How are the raw materials made into the final product, and what processes are required during manufacture? The source of energy needed during the production process should use renewable sources such as wind, solar or water power wherever possible. Another factor to consider is whether the waste produced during manufacture is re-used by the same factory creating a closed loop system, sent elsewhere for recycling, or sent to landfill; something to avoid.
How long will the completed finish or product last? High quality materials and manufacturing methods usually make a durable and robust end product, leading to a long life span. This will reduce the need for replacements after only a few years of use, which in turn will reduce the unnecessary manufacture and transportation of replacements.
What happens at the end of the product’s life? Ideally a product would be able to be dismantled and each of the components recycled into something new. Some manufacturing companies offer schemes where customers can return products at the end of life for refurbishment and re-use of breakdown and recycling. Alternatively, if the product, or parts of it, are composed of natural derived materials, they may be able to naturally biodegrade.
Some of the points above may seem obvious, but it can be easy to overlook them if not in the correct mindset or working to a tight deadline without a sustainable focus.

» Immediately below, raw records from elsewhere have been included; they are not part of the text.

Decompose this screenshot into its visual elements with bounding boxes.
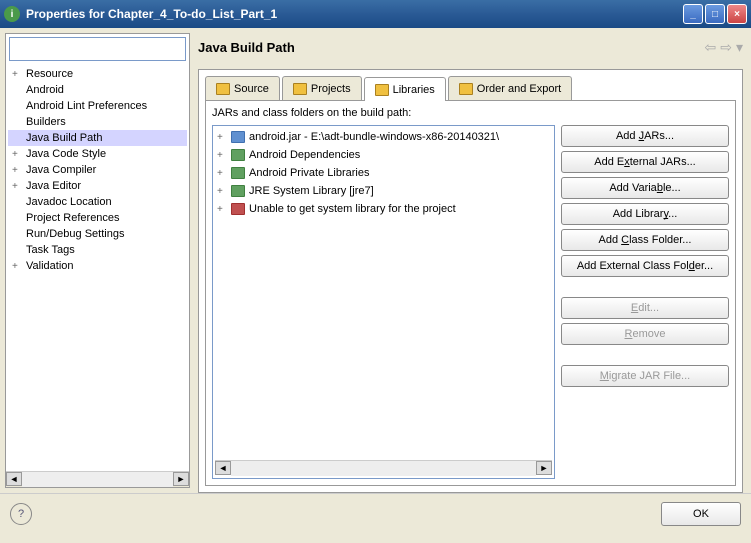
expand-icon[interactable]: + (12, 69, 24, 80)
order-icon (459, 83, 473, 95)
window-controls: _ □ × (683, 4, 747, 24)
add-jars-button[interactable]: Add JARs... (561, 125, 729, 147)
library-icon (375, 84, 389, 96)
list-item[interactable]: +Android Dependencies (215, 146, 552, 164)
list-item[interactable]: +Android Private Libraries (215, 164, 552, 182)
back-icon[interactable]: ⇦ (705, 39, 717, 56)
scroll-track[interactable] (231, 461, 536, 476)
library-icon (231, 149, 245, 161)
tree-item-lint[interactable]: Android Lint Preferences (8, 98, 187, 114)
window-title: Properties for Chapter_4_To-do_List_Part… (26, 7, 683, 21)
tree-item-builders[interactable]: Builders (8, 114, 187, 130)
tree-item-task-tags[interactable]: Task Tags (8, 242, 187, 258)
scroll-right-icon[interactable]: ► (173, 472, 189, 486)
right-panel: Java Build Path ⇦ ⇨ ▾ Source Projects Li… (190, 28, 751, 493)
nav-arrows: ⇦ ⇨ ▾ (705, 39, 744, 56)
button-column: Add JARs... Add External JARs... Add Var… (561, 125, 729, 479)
list-item[interactable]: +android.jar - E:\adt-bundle-windows-x86… (215, 128, 552, 146)
tree-item-javadoc[interactable]: Javadoc Location (8, 194, 187, 210)
filter-input[interactable] (9, 37, 186, 61)
error-icon (231, 203, 245, 215)
folder-icon (293, 83, 307, 95)
scroll-right-icon[interactable]: ► (536, 461, 552, 475)
list-item[interactable]: +Unable to get system library for the pr… (215, 200, 552, 218)
expand-icon[interactable]: + (12, 181, 24, 192)
main-content: +Resource Android Android Lint Preferenc… (0, 28, 751, 493)
property-tree: +Resource Android Android Lint Preferenc… (6, 64, 189, 471)
expand-icon[interactable]: + (12, 165, 24, 176)
remove-button: Remove (561, 323, 729, 345)
tree-scrollbar[interactable]: ◄ ► (6, 471, 189, 487)
tree-item-code-style[interactable]: +Java Code Style (8, 146, 187, 162)
tree-item-validation[interactable]: +Validation (8, 258, 187, 274)
add-library-button[interactable]: Add Library... (561, 203, 729, 225)
add-class-folder-button[interactable]: Add Class Folder... (561, 229, 729, 251)
library-icon (231, 167, 245, 179)
expand-icon[interactable]: + (217, 150, 227, 161)
tree-item-android[interactable]: Android (8, 82, 187, 98)
tab-content: JARs and class folders on the build path… (205, 100, 736, 486)
maximize-button[interactable]: □ (705, 4, 725, 24)
tab-projects[interactable]: Projects (282, 76, 362, 100)
page-header: Java Build Path ⇦ ⇨ ▾ (198, 33, 743, 61)
classpath-list[interactable]: +android.jar - E:\adt-bundle-windows-x86… (212, 125, 555, 479)
expand-icon[interactable]: + (217, 168, 227, 179)
app-icon: i (4, 6, 20, 22)
ok-button[interactable]: OK (661, 502, 741, 526)
tab-libraries[interactable]: Libraries (364, 77, 446, 101)
expand-icon[interactable]: + (217, 186, 227, 197)
scroll-left-icon[interactable]: ◄ (6, 472, 22, 486)
minimize-button[interactable]: _ (683, 4, 703, 24)
tree-item-java-build-path[interactable]: Java Build Path (8, 130, 187, 146)
list-item[interactable]: +JRE System Library [jre7] (215, 182, 552, 200)
close-button[interactable]: × (727, 4, 747, 24)
page-title: Java Build Path (198, 40, 705, 55)
tree-item-rundebug[interactable]: Run/Debug Settings (8, 226, 187, 242)
tab-source[interactable]: Source (205, 76, 280, 100)
expand-icon[interactable]: + (217, 204, 227, 215)
footer: ? OK (0, 493, 751, 533)
add-external-jars-button[interactable]: Add External JARs... (561, 151, 729, 173)
tree-item-compiler[interactable]: +Java Compiler (8, 162, 187, 178)
left-panel: +Resource Android Android Lint Preferenc… (5, 33, 190, 488)
expand-icon[interactable]: + (12, 149, 24, 160)
scroll-track[interactable] (22, 472, 173, 487)
tab-order-export[interactable]: Order and Export (448, 76, 572, 100)
tree-item-resource[interactable]: +Resource (8, 66, 187, 82)
scroll-left-icon[interactable]: ◄ (215, 461, 231, 475)
expand-icon[interactable]: + (217, 132, 227, 143)
tree-item-project-refs[interactable]: Project References (8, 210, 187, 226)
description-label: JARs and class folders on the build path… (212, 107, 729, 119)
library-icon (231, 185, 245, 197)
folder-icon (216, 83, 230, 95)
edit-button: Edit... (561, 297, 729, 319)
forward-icon[interactable]: ⇨ (720, 39, 732, 56)
migrate-jar-button: Migrate JAR File... (561, 365, 729, 387)
titlebar: i Properties for Chapter_4_To-do_List_Pa… (0, 0, 751, 28)
list-scrollbar[interactable]: ◄ ► (215, 460, 552, 476)
expand-icon[interactable]: + (12, 261, 24, 272)
help-icon[interactable]: ? (10, 503, 32, 525)
tab-container: Source Projects Libraries Order and Expo… (198, 69, 743, 493)
menu-dropdown-icon[interactable]: ▾ (736, 39, 743, 56)
add-external-class-folder-button[interactable]: Add External Class Folder... (561, 255, 729, 277)
tab-bar: Source Projects Libraries Order and Expo… (205, 76, 736, 100)
jar-icon (231, 131, 245, 143)
content-row: +android.jar - E:\adt-bundle-windows-x86… (212, 125, 729, 479)
add-variable-button[interactable]: Add Variable... (561, 177, 729, 199)
tree-item-editor[interactable]: +Java Editor (8, 178, 187, 194)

Questioning the processes of manufacture is key to ensuring sustainability, and suppliers and manufacturers are usually more than willing to discuss these topics. There is a growing number of design and product innovations demonstrated by pioneering companies and interior studios, showcased on Beyond Matter, which prove that change for the better is happening.
The interior design profession and connected industries as a whole, have a responsibility to choose sustainable finishes, materials and manufacturing methods, and emphasise the significance of them to their clients. Beyond Matter seeks to make this process more straightforward, raising awareness of sustainable and environmentally friendly options, and thereby increasing the demand and implementation of such designs. By bridging the gaps between interior designers and conscious manufactures, interior design can transform into an industry where luxury and sustainability interlink creating beautiful and timeless spaces.
Tom is the Senior Marketing & Product Manager for Hill Cross Furniture. He is fascinated by design and likes exploring new and potential trends, whether its form, colour or material. He also has a passion for photography and art, he is quite often found with his camera and exploring the local countryside.